Adapting to Human Environments

hooded crow with nut in his beak
Image Credit: Depositphotos.

It may be argued that even complex behavior in birds is simply a result of millions of years of evolution and instinct rather than creative intelligence. But the way that some species have adapted to human environments suggests otherwise.

In both the United States and Japan, crow species have learned to drop nuts with hard shells onto roads so that cars will run them over and crush them. In some instances, they’ve even been observed dropping walnuts onto crosswalks so that they can collect the kernel once the traffic has come to a halt!
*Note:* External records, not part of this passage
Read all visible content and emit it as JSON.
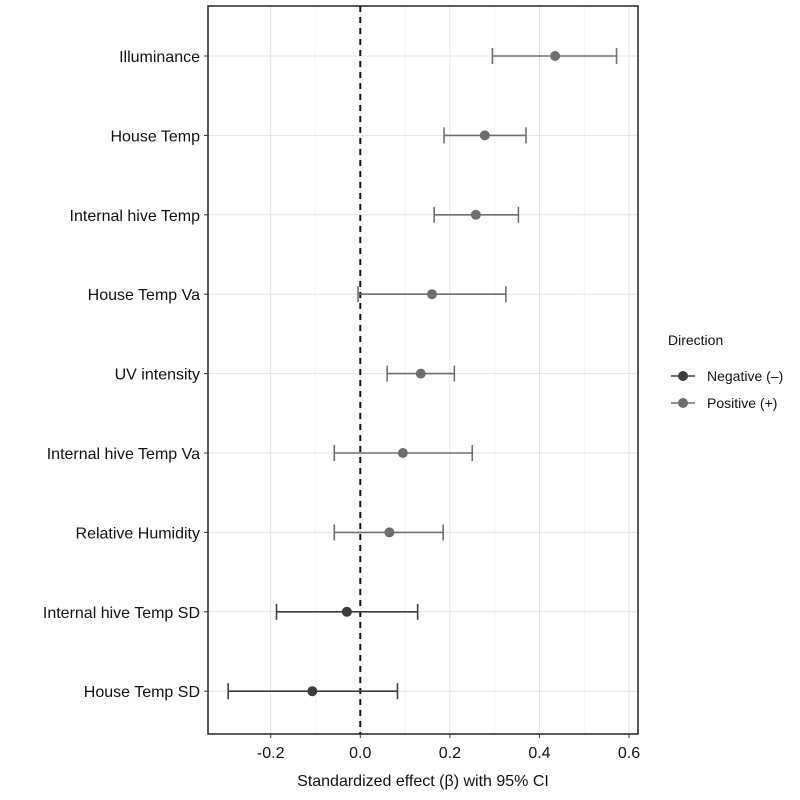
{
  "chart_data": {
    "type": "scatter",
    "subtype": "forest-plot",
    "xlabel": "Standardized effect (β) with 95% CI",
    "ylabel": "",
    "xlim": [
      -0.34,
      0.62
    ],
    "xticks": [
      -0.2,
      0.0,
      0.2,
      0.4,
      0.6
    ],
    "xtick_labels": [
      "-0.2",
      "0.0",
      "0.2",
      "0.4",
      "0.6"
    ],
    "reference_line": 0,
    "grid": true,
    "legend": {
      "title": "Direction",
      "placement": "right",
      "entries": [
        {
          "label": "Negative (–)",
          "color": "#3d3d3d"
        },
        {
          "label": "Positive (+)",
          "color": "#6e6e6e"
        }
      ]
    },
    "rows": [
      {
        "label": "Illuminance",
        "estimate": 0.435,
        "lower": 0.295,
        "upper": 0.572,
        "direction": "Positive (+)"
      },
      {
        "label": "House Temp",
        "estimate": 0.278,
        "lower": 0.187,
        "upper": 0.37,
        "direction": "Positive (+)"
      },
      {
        "label": "Internal hive Temp",
        "estimate": 0.258,
        "lower": 0.165,
        "upper": 0.353,
        "direction": "Positive (+)"
      },
      {
        "label": "House Temp Va",
        "estimate": 0.16,
        "lower": -0.005,
        "upper": 0.325,
        "direction": "Positive (+)"
      },
      {
        "label": "UV intensity",
        "estimate": 0.135,
        "lower": 0.06,
        "upper": 0.21,
        "direction": "Positive (+)"
      },
      {
        "label": "Internal hive Temp Va",
        "estimate": 0.095,
        "lower": -0.058,
        "upper": 0.25,
        "direction": "Positive (+)"
      },
      {
        "label": "Relative Humidity",
        "estimate": 0.065,
        "lower": -0.058,
        "upper": 0.185,
        "direction": "Positive (+)"
      },
      {
        "label": "Internal hive Temp SD",
        "estimate": -0.03,
        "lower": -0.187,
        "upper": 0.128,
        "direction": "Negative (–)"
      },
      {
        "label": "House Temp SD",
        "estimate": -0.107,
        "lower": -0.295,
        "upper": 0.083,
        "direction": "Negative (–)"
      }
    ]
  }
}
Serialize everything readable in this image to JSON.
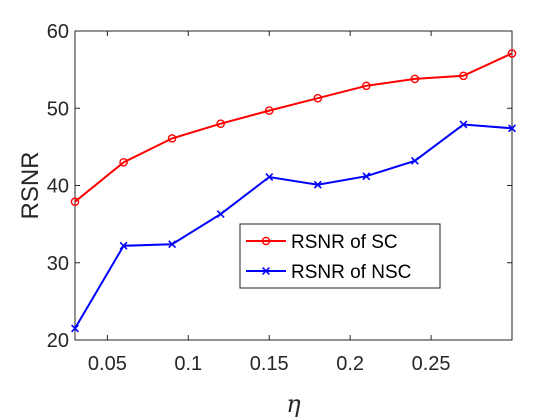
{
  "chart_data": {
    "type": "line",
    "title": "",
    "xlabel": "η",
    "ylabel": "RSNR",
    "xlim": [
      0.03,
      0.3
    ],
    "ylim": [
      20,
      60
    ],
    "xticks": [
      0.05,
      0.1,
      0.15,
      0.2,
      0.25
    ],
    "xtick_labels": [
      "0.05",
      "0.1",
      "0.15",
      "0.2",
      "0.25"
    ],
    "yticks": [
      20,
      30,
      40,
      50,
      60
    ],
    "ytick_labels": [
      "20",
      "30",
      "40",
      "50",
      "60"
    ],
    "grid": false,
    "legend_position": "lower-right",
    "x": [
      0.03,
      0.06,
      0.09,
      0.12,
      0.15,
      0.18,
      0.21,
      0.24,
      0.27,
      0.3
    ],
    "series": [
      {
        "name": "RSNR of SC",
        "color": "#ff0000",
        "marker": "circle",
        "values": [
          37.9,
          43.0,
          46.1,
          48.0,
          49.7,
          51.3,
          52.9,
          53.8,
          54.2,
          57.1
        ]
      },
      {
        "name": "RSNR of NSC",
        "color": "#0000ff",
        "marker": "x",
        "values": [
          21.5,
          32.2,
          32.4,
          36.3,
          41.1,
          40.1,
          41.2,
          43.2,
          47.9,
          47.4
        ]
      }
    ]
  }
}
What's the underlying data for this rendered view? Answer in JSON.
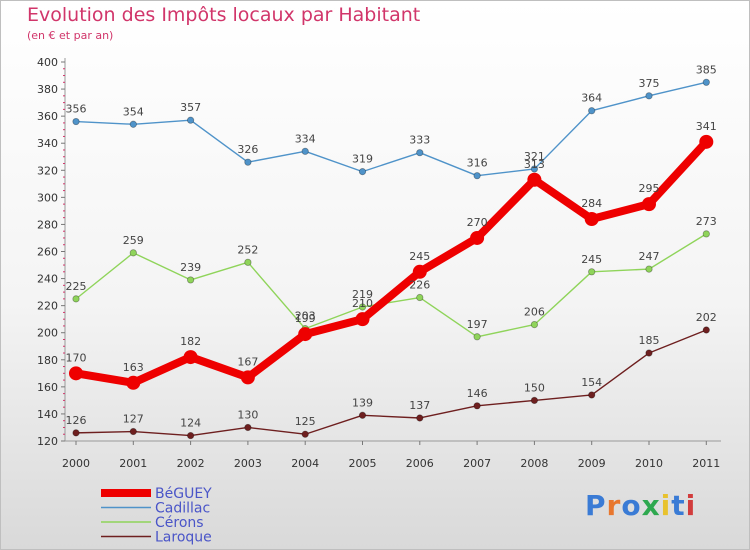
{
  "header": {
    "title": "Evolution des Impôts locaux par Habitant",
    "subtitle": "(en € et par an)"
  },
  "logo": {
    "text": "Proxiti",
    "colors": [
      "#3a7bd5",
      "#e8772e",
      "#3a7bd5",
      "#2ea84f",
      "#e8c22e",
      "#3a7bd5",
      "#d23c3c"
    ]
  },
  "chart_data": {
    "type": "line",
    "x": [
      "2000",
      "2001",
      "2002",
      "2003",
      "2004",
      "2005",
      "2006",
      "2007",
      "2008",
      "2009",
      "2010",
      "2011"
    ],
    "ylim": [
      120,
      400
    ],
    "yticks": [
      120,
      140,
      160,
      180,
      200,
      220,
      240,
      260,
      280,
      300,
      320,
      340,
      360,
      380,
      400
    ],
    "grid": false,
    "legend": "bottom-left",
    "series": [
      {
        "name": "Cadillac",
        "color": "#4f93c9",
        "values": [
          356,
          354,
          357,
          326,
          334,
          319,
          333,
          316,
          321,
          364,
          375,
          385
        ]
      },
      {
        "name": "Cérons",
        "color": "#8fd45a",
        "values": [
          225,
          259,
          239,
          252,
          203,
          219,
          226,
          197,
          206,
          245,
          247,
          273
        ]
      },
      {
        "name": "Laroque",
        "color": "#6e1f1f",
        "values": [
          126,
          127,
          124,
          130,
          125,
          139,
          137,
          146,
          150,
          154,
          185,
          202
        ]
      },
      {
        "name": "BéGUEY",
        "color": "#ee0000",
        "values": [
          170,
          163,
          182,
          167,
          199,
          210,
          245,
          270,
          313,
          284,
          295,
          341
        ]
      }
    ],
    "legend_order": [
      "BéGUEY",
      "Cadillac",
      "Cérons",
      "Laroque"
    ]
  }
}
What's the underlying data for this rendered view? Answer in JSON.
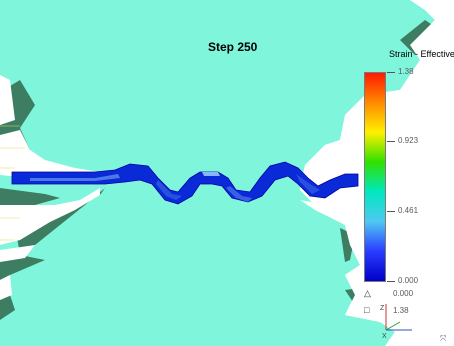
{
  "simulation": {
    "step_label": "Step  250"
  },
  "legend": {
    "title": "Strain - Effective",
    "colors": [
      "#ff1a00",
      "#ff8a00",
      "#fff000",
      "#30e000",
      "#00e8c0",
      "#50c8f0",
      "#2a3cff",
      "#0000c8"
    ],
    "ticks": [
      {
        "label": "1.38",
        "value": 1.38
      },
      {
        "label": "0.923",
        "value": 0.923
      },
      {
        "label": "0.461",
        "value": 0.461
      },
      {
        "label": "0.000",
        "value": 0.0
      }
    ],
    "range": [
      0.0,
      1.38
    ],
    "min_marker": {
      "icon": "triangle-icon",
      "value": "0.000"
    },
    "max_marker": {
      "icon": "square-icon",
      "value": "1.38"
    }
  },
  "view": {
    "background_color": "#7ff5dc",
    "gear_shadow_color": "#3d7d62",
    "axis_labels": {
      "z": "Z",
      "x": "X"
    }
  }
}
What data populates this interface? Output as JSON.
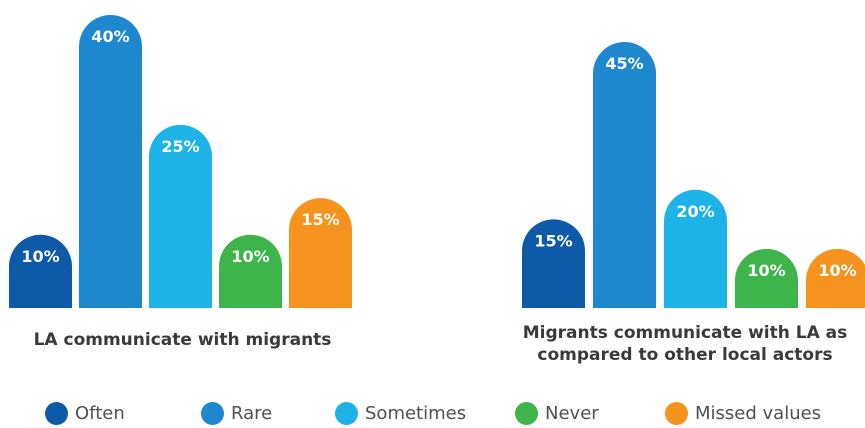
{
  "legend": {
    "items": [
      {
        "label": "Often",
        "color": "#0F5AA8"
      },
      {
        "label": "Rare",
        "color": "#1E88CF"
      },
      {
        "label": "Sometimes",
        "color": "#1DB3E6"
      },
      {
        "label": "Never",
        "color": "#3DB54A"
      },
      {
        "label": "Missed values",
        "color": "#F6921E"
      }
    ]
  },
  "chart_data": [
    {
      "type": "bar",
      "title": "LA communicate with migrants",
      "categories": [
        "Often",
        "Rare",
        "Sometimes",
        "Never",
        "Missed values"
      ],
      "values": [
        10,
        40,
        25,
        10,
        15
      ],
      "labels": [
        "10%",
        "40%",
        "25%",
        "10%",
        "15%"
      ],
      "ylim": [
        0,
        40
      ],
      "grid": false
    },
    {
      "type": "bar",
      "title_lines": [
        "Migrants communicate with LA as",
        "compared to other local actors"
      ],
      "categories": [
        "Often",
        "Rare",
        "Sometimes",
        "Never",
        "Missed values"
      ],
      "values": [
        15,
        45,
        20,
        10,
        10
      ],
      "labels": [
        "15%",
        "45%",
        "20%",
        "10%",
        "10%"
      ],
      "ylim": [
        0,
        45
      ],
      "grid": false
    }
  ]
}
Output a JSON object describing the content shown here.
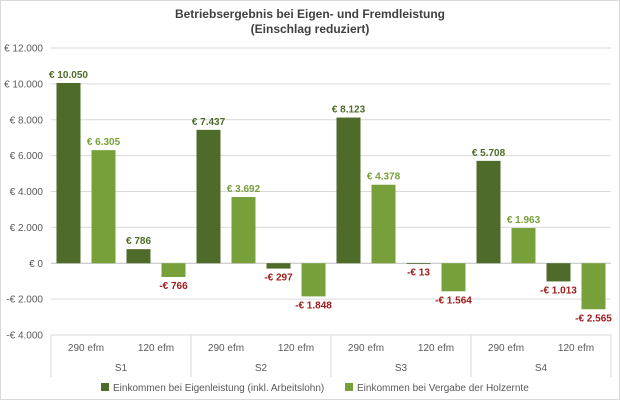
{
  "chart_data": {
    "type": "bar",
    "title": "Betriebsergebnis bei Eigen- und Fremdleistung",
    "subtitle": "(Einschlag reduziert)",
    "xlabel": "",
    "ylabel": "",
    "ylim": [
      -4000,
      12000
    ],
    "y_ticks": [
      -4000,
      -2000,
      0,
      2000,
      4000,
      6000,
      8000,
      10000,
      12000
    ],
    "y_tick_labels": [
      "-€ 4.000",
      "-€ 2.000",
      "€ 0",
      "€ 2.000",
      "€ 4.000",
      "€ 6.000",
      "€ 8.000",
      "€ 10.000",
      "€ 12.000"
    ],
    "grid": true,
    "legend_position": "bottom",
    "groups": [
      "S1",
      "S2",
      "S3",
      "S4"
    ],
    "categories": [
      "290 efm",
      "120 efm",
      "290 efm",
      "120 efm",
      "290 efm",
      "120 efm",
      "290 efm",
      "120 efm"
    ],
    "series": [
      {
        "name": "Einkommen bei Eigenleistung (inkl. Arbeitslohn)",
        "color": "#4e6b2a",
        "values": [
          10050,
          786,
          7437,
          -297,
          8123,
          -13,
          5708,
          -1013
        ],
        "labels": [
          "€ 10.050",
          "€ 786",
          "€ 7.437",
          "-€ 297",
          "€ 8.123",
          "-€ 13",
          "€ 5.708",
          "-€ 1.013"
        ]
      },
      {
        "name": "Einkommen bei Vergabe der Holzernte",
        "color": "#77a03a",
        "values": [
          6305,
          -766,
          3692,
          -1848,
          4378,
          -1564,
          1963,
          -2565
        ],
        "labels": [
          "€ 6.305",
          "-€ 766",
          "€ 3.692",
          "-€ 1.848",
          "€ 4.378",
          "-€ 1.564",
          "€ 1.963",
          "-€ 2.565"
        ]
      }
    ],
    "label_colors": {
      "dark_positive": "#4e6b2a",
      "light_positive": "#77a03a",
      "negative": "#a01c1c"
    }
  }
}
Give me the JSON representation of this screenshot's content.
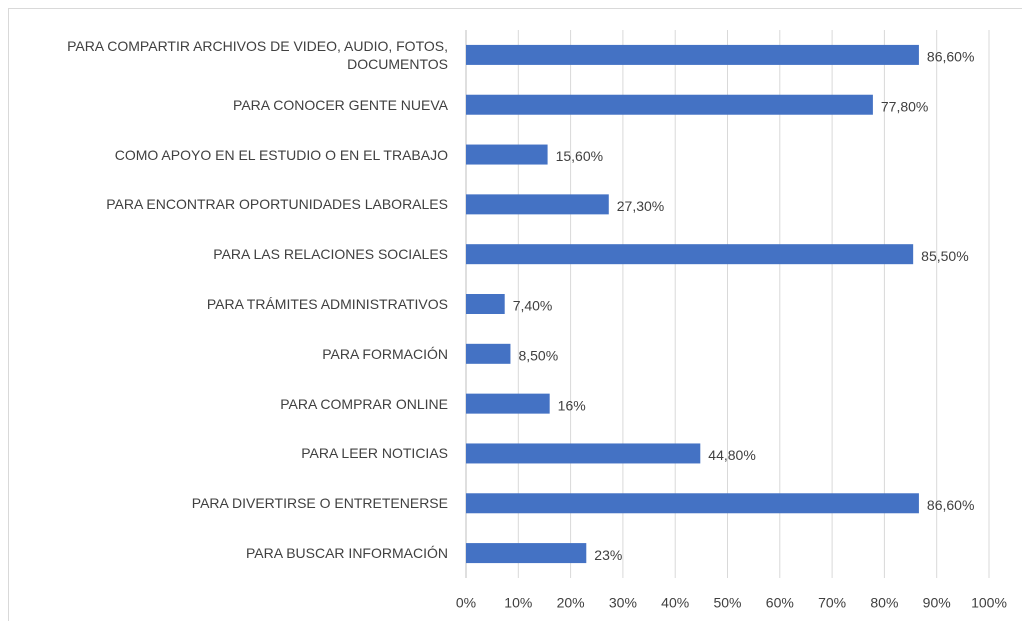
{
  "chart_data": {
    "type": "barh",
    "categories": [
      "PARA COMPARTIR ARCHIVOS DE VIDEO, AUDIO, FOTOS, DOCUMENTOS",
      "PARA CONOCER GENTE NUEVA",
      "COMO APOYO EN EL ESTUDIO O EN EL TRABAJO",
      "PARA ENCONTRAR OPORTUNIDADES LABORALES",
      "PARA LAS RELACIONES SOCIALES",
      "PARA TRÁMITES ADMINISTRATIVOS",
      "PARA FORMACIÓN",
      "PARA COMPRAR ONLINE",
      "PARA LEER NOTICIAS",
      "PARA DIVERTIRSE O ENTRETENERSE",
      "PARA BUSCAR INFORMACIÓN"
    ],
    "values": [
      86.6,
      77.8,
      15.6,
      27.3,
      85.5,
      7.4,
      8.5,
      16,
      44.8,
      86.6,
      23
    ],
    "value_labels": [
      "86,60%",
      "77,80%",
      "15,60%",
      "27,30%",
      "85,50%",
      "7,40%",
      "8,50%",
      "16%",
      "44,80%",
      "86,60%",
      "23%"
    ],
    "color": "#4472c4",
    "xlim": [
      0,
      100
    ],
    "xticks": [
      {
        "value": 0,
        "label": "0%"
      },
      {
        "value": 10,
        "label": "10%"
      },
      {
        "value": 20,
        "label": "20%"
      },
      {
        "value": 30,
        "label": "30%"
      },
      {
        "value": 40,
        "label": "40%"
      },
      {
        "value": 50,
        "label": "50%"
      },
      {
        "value": 60,
        "label": "60%"
      },
      {
        "value": 70,
        "label": "70%"
      },
      {
        "value": 80,
        "label": "80%"
      },
      {
        "value": 90,
        "label": "90%"
      },
      {
        "value": 100,
        "label": "100%"
      }
    ],
    "grid": true
  }
}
Crows are also known for opening trash cans for food, but they’re not the only ones! In recent years, cockatoos in Australia have learned to open garbage cans. The remarkable thing about this phenomenon is how quickly the birds have taught one another this behavior, with different techniques being used in different localities.

Lastly, let’s not forget that the multitude of bird species visiting our backyard feeders, using bird baths and nest boxes are also adapting to an environment that we’ve created for them. If it wasn’t for this intelligent capacity of birds to adapt to their environment, they would have fared even worse in our fast-changing modern world.